The hardest question in standard-setting?

When accounting standard-setters have to make decisions about recognition and measurement, they often face two competing claims:

  • some people argue that investors will under-react if companies are forced to recognise something; but
  • other people argue that investors will over-react if companies are forced to recognise that thing.

Standard-setters would love to get evidence that would help them decide which of those claims is more valid. Unfortunately, such evidence is rarely or never available, as I discuss below.

When do these questions arise?

These questions about how investors will react to information often arise if a standard-setter is deciding whether it should start requiring companies to do one or more of the following:

  • recognise an asset (or liability);
  • measure a recognised asset (or liability) at a current value, rather than on a cost basis;
  • recognise changes in the carrying amount of a recognised asset (or liability) in profit or loss, rather than in other comprehensive income.

I will discuss initially questions about whether companies should recognise a thing in the primary financial statements, rather than just disclose that thing in the notes. By ‘thing’, I mean an asset or liability, or a change in the carrying amount of a recognised asset or liability. Towards the end of this post, I will then discuss briefly questions about whether companies should disclose things at all.

Is evidence ever available?

If companies recognise a thing, rather than just disclose it, do investors react more? It is sometimes possible to find evidence that will help answer that question. But usually—indeed, I suspect, always—such evidence cannot show how much investors should react so that they can make optimal investment decisions. Consequently, such evidence cannot show whether investors:

  • under-react if companies disclose that thing but don’t recognise it; or
  • over-react if companies do recognise it.

Recognition versus disclosure

These questions arise if some people claim that investors will start reacting more when companies start recognising a thing than they did when companies were just disclosing that thing. If these claims are correct, at first sight it appears that there are only 2 possibilities:

  • investors were under-reacting when companies were just disclosing that thing—perhaps because the information about that thing wasn’t prominent enough.
  • investors will start over-reacting when companies start recognising that thing—perhaps because the information about that thing will be too prominent and investors will not see it in full context.

There is in fact a 3rd possibility. Investors may conclude that information about the thing is subject to less measurement uncertainty if it is recognised than if it is just disclosed. If that conclusion is (at least sometimes) well founded, then it may be rational for investors to place more weight (at least sometimes) on information about the thing when it is recognised than they do it when the information is merely disclosed without recognition.

I do not try to assess in this post whether investors do draw such conclusions. Nor do I assess whether such conclusions would be well founded.

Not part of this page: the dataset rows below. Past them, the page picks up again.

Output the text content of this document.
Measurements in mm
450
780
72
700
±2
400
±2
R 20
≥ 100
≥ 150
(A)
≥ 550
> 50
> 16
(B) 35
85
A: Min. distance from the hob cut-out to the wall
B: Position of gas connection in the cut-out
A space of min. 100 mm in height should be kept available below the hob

Sometimes, questions like those discussed above also arise in discussions about whether a standard-setter should require companies to disclose information. One such question is whether companies should be required to disclose a current value of an asset (or liability) measured in the primary financial statements on a cost basis.

Sometimes, some people oppose requirements to disclose some such information, on the grounds that investors might mis-interpret the information and over-react it. A common version of this argument is that disclosing a 2nd measurement of an asset or liability might confuse those investors about the meaning of the measurements reported in the primary financial statements.    

For the same reasons as those given above, there is unlikely to be evidence indicating whether investors would over-react to information disclosed in the notes.  


Accounting standard-setters often have to decide whether assets and liabilities should be recognised, how they should be measured and where changes in their carrying amounts should be recognised. In making those decisions, they often receive arguments that investors might over-react or under-react to information produced by applying the outcomes of those decisions.

Unfortunately, evidence to help standard-setters assess those claims does not exist, and probably cannot exist. That is because evidence is not available to indicate how much investors should be reacting if they are to make optimal investment decisions. So, standard-setters need to ask themselves whether those claims are valid. Without evidence, that question is perhaps the most difficult question in setting accounting standards.